Indeed, he was unrelenting. He proposed and he demanded and he smiled. Presented (regularly) with reasons to stop doing any or all of those things, he smiled harder. At some point or another, he became “Jack.” At some point later, some four and a half million people decided they wanted to vote for the party he led. And now, somehow, he seems entirely deserving of an adjective like “beloved.” And if there were times when the affection for him might’ve seemed “hip,” there was no irony to him. (Maybe he was the last unironic person on Earth.) And there was profound emotion in his final words and there seems genuine emotion in those who now mourn his passing.

He had been doing this for so long. And then suddenly everything changed. And then suddenly he was gone.

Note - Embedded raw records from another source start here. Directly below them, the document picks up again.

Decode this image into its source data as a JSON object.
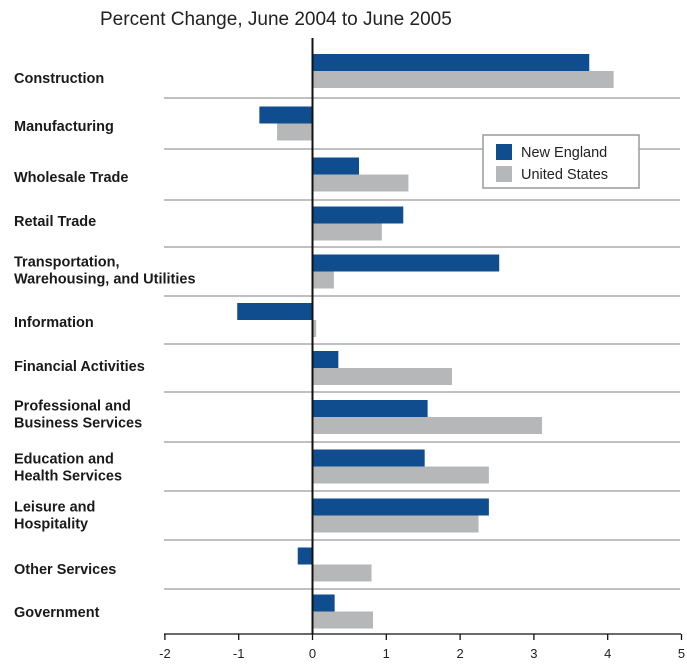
{
  "chart_data": {
    "type": "bar",
    "orientation": "horizontal",
    "title": "Percent Change, June 2004 to June 2005",
    "categories": [
      [
        "Construction"
      ],
      [
        "Manufacturing"
      ],
      [
        "Wholesale Trade"
      ],
      [
        "Retail Trade"
      ],
      [
        "Transportation,",
        "Warehousing, and Utilities"
      ],
      [
        "Information"
      ],
      [
        "Financial Activities"
      ],
      [
        "Professional and",
        "Business Services"
      ],
      [
        "Education and",
        "Health Services"
      ],
      [
        "Leisure and",
        "Hospitality"
      ],
      [
        "Other Services"
      ],
      [
        "Government"
      ]
    ],
    "series": [
      {
        "name": "New England",
        "color": "#0f4d8f",
        "values": [
          3.75,
          -0.72,
          0.63,
          1.23,
          2.53,
          -1.02,
          0.35,
          1.56,
          1.52,
          2.39,
          -0.2,
          0.3
        ]
      },
      {
        "name": "United States",
        "color": "#b6b7b9",
        "values": [
          4.08,
          -0.48,
          1.3,
          0.94,
          0.29,
          0.05,
          1.89,
          3.11,
          2.39,
          2.25,
          0.8,
          0.82
        ]
      }
    ],
    "xlim": [
      -2,
      5
    ],
    "xticks": [
      -2,
      -1,
      0,
      1,
      2,
      3,
      4,
      5
    ],
    "grid": false,
    "separators": true,
    "legend": "top-right"
  }
}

But go back to that statement he made last month, when he looked and sounded so sick. “I am as hopeful and optimistic about all of this as I was the day I began my political work, many years ago,” he said. “I am hopeful and optimistic about the personal battle that lies before me in the weeks to come. And I am very hopeful and optimistic that our party will continue to move forward. We will replace the Conservative government, a few short years from now.”

And read that last letter. “In the months and years to come, New Democrats will put a compelling new alternative to you,” he told Canadians. “My colleagues in our party are an impressive, committed team. Give them a careful hearing; consider the alternatives; and consider that we can be a better, fairer, more equal country by working together. Don’t let them tell you it can’t be done.”

If you look closely, it doesn’t seems there is a line here. “Jack Layton” isn’t taking a break so Jack Layton can confront cancer. There is a personal matter, but it does not obscure the political goal. And so the life ends, but the life’s work must go on.

If we knew Jack Layton it was as this: a politician. And if we really knew Jack Layton—if that’s really possible—it’s because the politician we knew wasn’t any different from the person he was. Not only that he believed in this stuff, but that he lived this stuff. He was a politician. And if he is remembered for any overarching idea, perhaps it will be for all the good that can represent.